Suppose first that you announce price p for a ticket on event A. If you buy such a ticket it will cost you p, but you will gain $1 if A occurs, and nothing otherwise. Thus your gain from the transaction is exactly \(I_A - p\), where \(I_A\) is the indicator function of A, that is \(I_A =1\) if A happened and 0 if not. If you sell such a ticket, your gain is \(p-I_A\). Both of these can be represented by saying that your gain is \(\alpha (I_A -p)\) where \(\alpha\) is the number oftickets you buy. If \(\alpha\) is negative, you sell \(\alpha\) tickets.
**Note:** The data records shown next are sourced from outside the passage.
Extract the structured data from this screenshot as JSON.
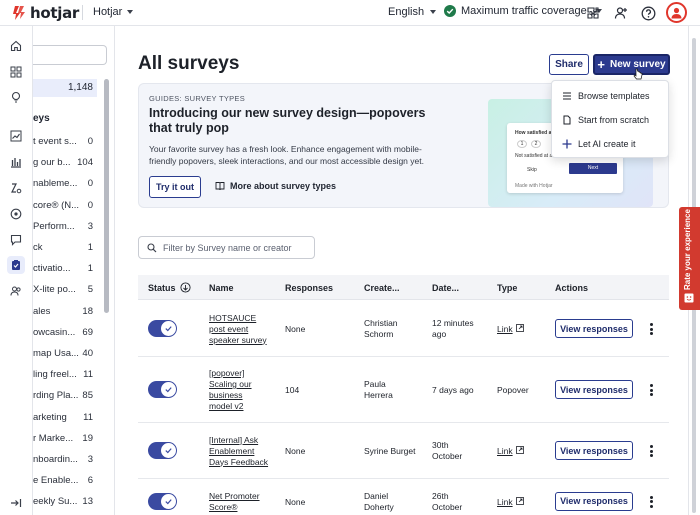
{
  "brand": {
    "name": "hotjar",
    "accent": "#e0362c"
  },
  "topbar": {
    "org": "Hotjar",
    "language": "English",
    "coverage": "Maximum traffic coverage"
  },
  "sidebar": {
    "all_count": "1,148",
    "section_label": "eys",
    "items": [
      {
        "name": "t event s...",
        "count": "0"
      },
      {
        "name": "g our b...",
        "count": "104"
      },
      {
        "name": "nableme...",
        "count": "0"
      },
      {
        "name": "core® (N...",
        "count": "0"
      },
      {
        "name": "Perform...",
        "count": "3"
      },
      {
        "name": "ck",
        "count": "1"
      },
      {
        "name": "ctivatio...",
        "count": "1"
      },
      {
        "name": "X-lite po...",
        "count": "5"
      },
      {
        "name": "ales",
        "count": "18"
      },
      {
        "name": "owcasin...",
        "count": "69"
      },
      {
        "name": "map Usa...",
        "count": "40"
      },
      {
        "name": "ling freel...",
        "count": "11"
      },
      {
        "name": "rding Pla...",
        "count": "85"
      },
      {
        "name": "arketing",
        "count": "11"
      },
      {
        "name": "r Marke...",
        "count": "19"
      },
      {
        "name": "nboardin...",
        "count": "3"
      },
      {
        "name": "e Enable...",
        "count": "6"
      },
      {
        "name": "eekly Su...",
        "count": "13"
      }
    ]
  },
  "main": {
    "title": "All surveys",
    "share_label": "Share",
    "new_survey_label": "New survey",
    "banner": {
      "eyebrow": "GUIDES: SURVEY TYPES",
      "title": "Introducing our new survey design—popovers that truly pop",
      "text": "Your favorite survey has a fresh look. Enhance engagement with mobile-friendly popovers, sleek interactions, and our most accessible design yet.",
      "try_label": "Try it out",
      "more_label": "More about survey types",
      "preview": {
        "question": "How satisfied a",
        "scale_1": "1",
        "scale_2": "2",
        "scale_low": "Not satisfied at a",
        "skip": "Skip",
        "next": "Next",
        "footer": "Made with Hotjar"
      }
    },
    "dropdown": [
      {
        "label": "Browse templates",
        "icon": "list-icon"
      },
      {
        "label": "Start from scratch",
        "icon": "document-icon"
      },
      {
        "label": "Let AI create it",
        "icon": "sparkle-icon"
      }
    ],
    "filter_placeholder": "Filter by Survey name or creator",
    "table": {
      "headers": {
        "status": "Status",
        "name": "Name",
        "responses": "Responses",
        "creator": "Create...",
        "date": "Date...",
        "type": "Type",
        "actions": "Actions"
      },
      "rows": [
        {
          "name_lines": [
            "HOTSAUCE",
            "post event",
            "speaker survey"
          ],
          "responses": "None",
          "creator_lines": [
            "Christian",
            "Schorm"
          ],
          "date_lines": [
            "12 minutes",
            "ago"
          ],
          "type": "Link",
          "action": "View responses"
        },
        {
          "name_lines": [
            "[popover]",
            "Scaling our",
            "business",
            "model v2"
          ],
          "responses": "104",
          "creator_lines": [
            "Paula",
            "Herrera"
          ],
          "date_lines": [
            "7 days ago"
          ],
          "type": "Popover",
          "action": "View responses"
        },
        {
          "name_lines": [
            "[Internal] Ask",
            "Enablement",
            "Days Feedback"
          ],
          "responses": "None",
          "creator_lines": [
            "Syrine Burget"
          ],
          "date_lines": [
            "30th",
            "October"
          ],
          "type": "Link",
          "action": "View responses"
        },
        {
          "name_lines": [
            "Net Promoter",
            "Score® (NPS®)"
          ],
          "responses": "None",
          "creator_lines": [
            "Daniel",
            "Doherty"
          ],
          "date_lines": [
            "26th",
            "October"
          ],
          "type": "Link",
          "action": "View responses"
        }
      ]
    }
  },
  "feedback_tab": {
    "label": "Rate your experience",
    "color": "#d23a2f"
  }
}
With many such offers your total gain (or loss) is

\[W=\sum_{i=1}^n a_i(I_{A_i}-p_i)\]

where your price on event \(A_i\) is \(p_i\). The numbers \(\alpha_i\) may be positive or negative, but are not in your control. But whatever choices of \(\alpha\)’s I make, positive or negative, W is the random variable that represents your gain, and it takes a finite number of values. Let’s compute the expectation of W:

\[ \begin{aligned} &E[W] = E\left[\sum_{i=1}^n a_i(I_{A_i}-p_i)\right] =\\ &\sum_{i=1}^n a_i(E[I_{A_i}]-p_i) = \\ &\sum_{i=1}^n a_i(P(A_i)-p_i) = \\ &\sum_{i=1}^n a_i(p_i-p_i) = 0 \end{aligned} \]

Now if you could be made a sure loser we would have \(P(W<0)=1\) (there is no chance of you winning), but then \(E[W]<0\) as well, and we have a contradiction.